I’m also uncomfortable estimating the player’s OOZ chances, as using OOZ / BIZ is a crude guess of the player’s opportunities on balls out of play. We have the general location of the ball in play; it’s best not to become overzealous until we have more refined data.
The conversion of ZR into plays above or below the league average is as follows:
Plus/Minus Plays = (PM + OOZ) – (LgZR * (BIZ + OOZ))
Each position has a specific run value per play saved/cost. For the time being, I’ll be sticking with the run values presented by Chris Dial a few years ago:
For the sake of completeness, I will still be incorporating UZR’s double play runs for infielders and outfield arms for outfielders. And that’s all there is to it. The metric is extremely simple and will yield pretty similar results to UZR. It’s an imperfect model, absolutely, but I prefer to limit the damage of the data source.
Defensive metrics have come a long way since the days of fielding percentage, range factor, and even Pete Palmer’s Fielding Runs.
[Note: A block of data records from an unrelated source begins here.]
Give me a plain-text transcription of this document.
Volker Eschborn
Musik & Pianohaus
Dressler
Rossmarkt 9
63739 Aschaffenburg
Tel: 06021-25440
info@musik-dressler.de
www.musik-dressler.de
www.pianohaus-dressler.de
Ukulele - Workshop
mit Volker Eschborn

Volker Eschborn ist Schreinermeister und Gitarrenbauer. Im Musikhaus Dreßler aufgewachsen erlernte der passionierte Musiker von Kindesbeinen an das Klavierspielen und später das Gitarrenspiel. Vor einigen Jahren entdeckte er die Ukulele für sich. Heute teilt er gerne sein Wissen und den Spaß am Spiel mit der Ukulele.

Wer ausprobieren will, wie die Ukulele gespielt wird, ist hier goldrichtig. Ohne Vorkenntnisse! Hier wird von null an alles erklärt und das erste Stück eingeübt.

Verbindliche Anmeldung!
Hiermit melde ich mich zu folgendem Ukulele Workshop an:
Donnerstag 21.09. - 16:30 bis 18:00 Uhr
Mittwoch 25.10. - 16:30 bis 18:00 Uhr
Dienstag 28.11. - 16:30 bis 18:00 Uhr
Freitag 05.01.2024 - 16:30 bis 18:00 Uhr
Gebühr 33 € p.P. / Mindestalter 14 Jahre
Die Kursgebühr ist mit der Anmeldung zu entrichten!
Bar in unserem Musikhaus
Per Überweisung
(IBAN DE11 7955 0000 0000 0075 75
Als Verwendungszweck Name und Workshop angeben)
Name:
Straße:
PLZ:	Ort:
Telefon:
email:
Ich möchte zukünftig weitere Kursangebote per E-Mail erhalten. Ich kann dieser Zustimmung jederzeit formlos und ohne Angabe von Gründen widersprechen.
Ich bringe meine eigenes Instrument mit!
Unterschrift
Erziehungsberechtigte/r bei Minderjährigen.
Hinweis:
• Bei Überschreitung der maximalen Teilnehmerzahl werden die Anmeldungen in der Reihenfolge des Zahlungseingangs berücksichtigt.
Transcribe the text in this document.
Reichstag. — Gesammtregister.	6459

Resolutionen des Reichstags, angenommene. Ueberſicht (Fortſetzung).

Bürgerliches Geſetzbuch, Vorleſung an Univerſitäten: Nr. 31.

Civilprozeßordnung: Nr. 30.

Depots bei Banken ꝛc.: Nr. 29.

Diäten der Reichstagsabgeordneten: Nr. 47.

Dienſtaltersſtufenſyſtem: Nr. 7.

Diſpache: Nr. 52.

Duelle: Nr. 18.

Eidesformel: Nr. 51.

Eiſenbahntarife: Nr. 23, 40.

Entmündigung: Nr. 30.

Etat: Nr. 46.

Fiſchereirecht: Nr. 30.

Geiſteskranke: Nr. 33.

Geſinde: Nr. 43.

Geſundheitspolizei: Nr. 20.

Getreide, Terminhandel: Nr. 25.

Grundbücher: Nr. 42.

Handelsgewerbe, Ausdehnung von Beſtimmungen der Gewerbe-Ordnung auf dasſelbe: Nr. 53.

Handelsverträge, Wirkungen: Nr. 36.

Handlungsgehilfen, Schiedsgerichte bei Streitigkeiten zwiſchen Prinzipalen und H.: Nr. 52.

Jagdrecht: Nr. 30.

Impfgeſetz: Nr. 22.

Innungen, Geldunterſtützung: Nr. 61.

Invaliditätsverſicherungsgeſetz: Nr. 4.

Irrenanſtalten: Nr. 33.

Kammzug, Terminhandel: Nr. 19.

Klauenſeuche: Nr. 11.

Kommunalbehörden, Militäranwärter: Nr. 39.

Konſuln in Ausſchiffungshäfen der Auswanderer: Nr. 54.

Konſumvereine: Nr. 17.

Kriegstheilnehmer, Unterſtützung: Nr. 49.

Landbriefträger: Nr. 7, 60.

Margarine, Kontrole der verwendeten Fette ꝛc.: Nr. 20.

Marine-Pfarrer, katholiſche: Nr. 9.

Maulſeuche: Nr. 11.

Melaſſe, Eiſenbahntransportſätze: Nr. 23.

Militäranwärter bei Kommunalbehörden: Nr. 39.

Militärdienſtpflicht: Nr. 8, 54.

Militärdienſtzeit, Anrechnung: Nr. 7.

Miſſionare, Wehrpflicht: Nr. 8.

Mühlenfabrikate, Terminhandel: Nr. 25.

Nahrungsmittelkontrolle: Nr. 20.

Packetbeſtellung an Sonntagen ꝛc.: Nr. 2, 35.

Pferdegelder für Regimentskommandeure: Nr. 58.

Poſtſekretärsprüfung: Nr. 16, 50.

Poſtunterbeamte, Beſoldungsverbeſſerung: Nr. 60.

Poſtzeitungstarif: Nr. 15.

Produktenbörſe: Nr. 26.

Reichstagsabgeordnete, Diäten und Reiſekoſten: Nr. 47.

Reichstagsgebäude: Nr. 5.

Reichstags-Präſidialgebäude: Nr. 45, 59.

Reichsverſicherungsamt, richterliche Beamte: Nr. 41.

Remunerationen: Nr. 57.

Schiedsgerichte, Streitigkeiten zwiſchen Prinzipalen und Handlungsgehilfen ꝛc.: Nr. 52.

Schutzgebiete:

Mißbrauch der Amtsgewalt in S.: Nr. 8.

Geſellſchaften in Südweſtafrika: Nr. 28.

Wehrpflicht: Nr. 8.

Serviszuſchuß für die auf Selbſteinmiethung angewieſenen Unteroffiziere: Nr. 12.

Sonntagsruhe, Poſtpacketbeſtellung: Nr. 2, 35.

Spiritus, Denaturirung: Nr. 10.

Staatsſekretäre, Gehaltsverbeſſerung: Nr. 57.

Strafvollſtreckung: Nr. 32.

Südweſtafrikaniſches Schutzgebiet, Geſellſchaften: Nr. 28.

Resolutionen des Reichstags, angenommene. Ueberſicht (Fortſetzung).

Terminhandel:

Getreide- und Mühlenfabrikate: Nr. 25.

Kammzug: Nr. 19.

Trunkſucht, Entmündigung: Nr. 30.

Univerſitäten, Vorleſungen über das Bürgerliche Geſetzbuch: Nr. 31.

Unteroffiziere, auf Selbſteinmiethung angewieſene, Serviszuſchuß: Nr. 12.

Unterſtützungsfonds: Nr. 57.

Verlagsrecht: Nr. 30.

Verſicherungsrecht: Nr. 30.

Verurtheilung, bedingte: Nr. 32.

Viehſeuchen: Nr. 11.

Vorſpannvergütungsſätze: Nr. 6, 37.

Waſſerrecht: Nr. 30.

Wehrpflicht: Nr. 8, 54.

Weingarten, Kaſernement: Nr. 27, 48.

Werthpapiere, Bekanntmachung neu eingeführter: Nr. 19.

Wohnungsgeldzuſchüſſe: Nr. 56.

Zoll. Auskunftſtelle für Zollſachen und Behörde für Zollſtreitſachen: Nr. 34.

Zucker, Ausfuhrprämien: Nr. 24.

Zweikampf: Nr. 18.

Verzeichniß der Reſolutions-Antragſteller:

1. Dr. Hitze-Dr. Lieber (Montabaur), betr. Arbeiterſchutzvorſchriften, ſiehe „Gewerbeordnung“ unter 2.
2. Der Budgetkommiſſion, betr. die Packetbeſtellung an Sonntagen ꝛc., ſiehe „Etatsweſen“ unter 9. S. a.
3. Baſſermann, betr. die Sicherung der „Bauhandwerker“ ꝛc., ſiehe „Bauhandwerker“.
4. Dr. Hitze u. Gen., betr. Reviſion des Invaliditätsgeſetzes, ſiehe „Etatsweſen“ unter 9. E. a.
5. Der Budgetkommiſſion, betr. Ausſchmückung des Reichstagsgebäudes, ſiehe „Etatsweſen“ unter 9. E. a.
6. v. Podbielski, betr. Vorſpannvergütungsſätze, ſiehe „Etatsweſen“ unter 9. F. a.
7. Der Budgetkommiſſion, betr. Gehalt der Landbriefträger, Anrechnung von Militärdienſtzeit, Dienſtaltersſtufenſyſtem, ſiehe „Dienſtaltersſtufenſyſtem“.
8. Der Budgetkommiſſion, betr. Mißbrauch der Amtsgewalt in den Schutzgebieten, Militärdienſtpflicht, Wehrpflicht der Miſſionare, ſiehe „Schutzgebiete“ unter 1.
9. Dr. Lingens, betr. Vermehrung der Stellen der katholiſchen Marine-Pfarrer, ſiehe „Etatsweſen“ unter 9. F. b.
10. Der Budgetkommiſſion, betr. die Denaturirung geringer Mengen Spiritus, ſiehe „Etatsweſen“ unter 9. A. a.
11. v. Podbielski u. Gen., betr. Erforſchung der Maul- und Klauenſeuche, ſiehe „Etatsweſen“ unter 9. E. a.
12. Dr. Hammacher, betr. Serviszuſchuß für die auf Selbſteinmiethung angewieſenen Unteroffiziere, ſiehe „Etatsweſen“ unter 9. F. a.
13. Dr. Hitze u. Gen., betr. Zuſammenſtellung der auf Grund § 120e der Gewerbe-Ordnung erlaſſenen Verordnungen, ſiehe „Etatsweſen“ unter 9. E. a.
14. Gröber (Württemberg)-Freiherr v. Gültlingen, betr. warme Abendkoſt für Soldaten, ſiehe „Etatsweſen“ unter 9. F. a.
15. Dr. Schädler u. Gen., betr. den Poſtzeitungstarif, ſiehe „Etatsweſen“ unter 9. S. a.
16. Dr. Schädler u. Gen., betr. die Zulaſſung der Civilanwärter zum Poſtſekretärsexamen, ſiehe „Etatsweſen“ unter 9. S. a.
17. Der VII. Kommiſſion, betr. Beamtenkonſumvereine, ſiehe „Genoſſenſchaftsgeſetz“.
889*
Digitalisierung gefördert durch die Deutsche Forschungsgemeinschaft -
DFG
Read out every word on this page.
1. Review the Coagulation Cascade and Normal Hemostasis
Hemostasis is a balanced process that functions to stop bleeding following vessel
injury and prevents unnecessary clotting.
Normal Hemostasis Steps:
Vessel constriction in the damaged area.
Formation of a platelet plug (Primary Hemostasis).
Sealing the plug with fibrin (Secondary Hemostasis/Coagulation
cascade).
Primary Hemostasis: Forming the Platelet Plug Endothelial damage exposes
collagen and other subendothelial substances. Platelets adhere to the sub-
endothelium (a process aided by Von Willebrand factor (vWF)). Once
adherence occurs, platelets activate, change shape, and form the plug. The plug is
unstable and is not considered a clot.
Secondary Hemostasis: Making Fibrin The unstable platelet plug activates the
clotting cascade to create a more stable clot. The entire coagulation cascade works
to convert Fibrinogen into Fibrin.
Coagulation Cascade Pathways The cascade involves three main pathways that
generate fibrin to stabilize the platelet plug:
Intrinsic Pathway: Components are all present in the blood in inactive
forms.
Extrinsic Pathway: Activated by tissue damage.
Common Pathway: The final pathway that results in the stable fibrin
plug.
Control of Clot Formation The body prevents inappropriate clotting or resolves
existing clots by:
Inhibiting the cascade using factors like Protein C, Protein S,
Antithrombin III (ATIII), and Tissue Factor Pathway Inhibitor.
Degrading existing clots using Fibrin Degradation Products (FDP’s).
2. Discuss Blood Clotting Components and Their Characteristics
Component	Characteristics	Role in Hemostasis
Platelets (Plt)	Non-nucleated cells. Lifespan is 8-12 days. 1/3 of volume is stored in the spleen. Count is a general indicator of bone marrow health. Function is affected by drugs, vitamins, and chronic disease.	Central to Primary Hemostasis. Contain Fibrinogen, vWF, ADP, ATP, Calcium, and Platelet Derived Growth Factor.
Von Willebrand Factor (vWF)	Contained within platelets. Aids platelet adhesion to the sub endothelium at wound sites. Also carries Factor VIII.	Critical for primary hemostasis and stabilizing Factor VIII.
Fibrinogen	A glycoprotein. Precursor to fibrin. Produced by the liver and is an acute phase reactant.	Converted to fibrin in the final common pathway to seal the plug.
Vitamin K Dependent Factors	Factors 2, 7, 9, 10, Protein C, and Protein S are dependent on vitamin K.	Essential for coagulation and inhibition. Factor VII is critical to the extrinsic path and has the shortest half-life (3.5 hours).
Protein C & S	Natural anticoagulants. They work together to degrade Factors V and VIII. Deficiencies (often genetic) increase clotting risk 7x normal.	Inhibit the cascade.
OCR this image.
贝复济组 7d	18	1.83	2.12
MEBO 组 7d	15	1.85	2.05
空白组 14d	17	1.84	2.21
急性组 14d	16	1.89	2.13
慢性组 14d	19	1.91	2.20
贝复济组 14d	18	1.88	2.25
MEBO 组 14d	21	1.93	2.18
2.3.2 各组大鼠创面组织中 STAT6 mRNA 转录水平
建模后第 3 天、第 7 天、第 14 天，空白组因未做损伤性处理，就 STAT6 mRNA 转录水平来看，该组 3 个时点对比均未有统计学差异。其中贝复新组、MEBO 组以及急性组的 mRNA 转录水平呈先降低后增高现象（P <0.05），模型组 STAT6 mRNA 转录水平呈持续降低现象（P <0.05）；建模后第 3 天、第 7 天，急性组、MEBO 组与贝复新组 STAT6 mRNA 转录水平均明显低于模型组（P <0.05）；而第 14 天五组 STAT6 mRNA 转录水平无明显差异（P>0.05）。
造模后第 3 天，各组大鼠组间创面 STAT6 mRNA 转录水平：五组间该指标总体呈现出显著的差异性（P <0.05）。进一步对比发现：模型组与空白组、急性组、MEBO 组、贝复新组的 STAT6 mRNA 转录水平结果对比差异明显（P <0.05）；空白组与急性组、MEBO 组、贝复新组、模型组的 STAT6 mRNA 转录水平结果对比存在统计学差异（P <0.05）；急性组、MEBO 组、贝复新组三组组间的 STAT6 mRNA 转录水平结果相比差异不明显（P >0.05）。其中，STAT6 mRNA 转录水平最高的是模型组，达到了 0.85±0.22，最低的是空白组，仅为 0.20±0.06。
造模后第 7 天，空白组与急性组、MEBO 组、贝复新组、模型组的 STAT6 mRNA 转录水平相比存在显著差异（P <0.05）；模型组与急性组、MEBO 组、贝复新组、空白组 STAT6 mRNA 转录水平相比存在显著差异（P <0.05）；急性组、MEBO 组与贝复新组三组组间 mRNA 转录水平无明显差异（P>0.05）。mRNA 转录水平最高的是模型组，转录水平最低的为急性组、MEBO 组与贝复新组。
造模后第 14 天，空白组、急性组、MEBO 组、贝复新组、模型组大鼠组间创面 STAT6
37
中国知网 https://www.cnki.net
The Saegers, Smiths and Humphreys of the world have done remarkable things to estimate defensive ability, and Dewan really took a step forward with his Zone Ratings. But we shouldn’t get ahead of ourselves. With the development of Field F/X, we’ll hopefully finally have a system that can give us a near-definitive measurement of a player’s defensive value—until then, we’ll have to be careful and acknowledge the shortcomings of these metrics and understand that when all is said and done, they are at best educated guesses.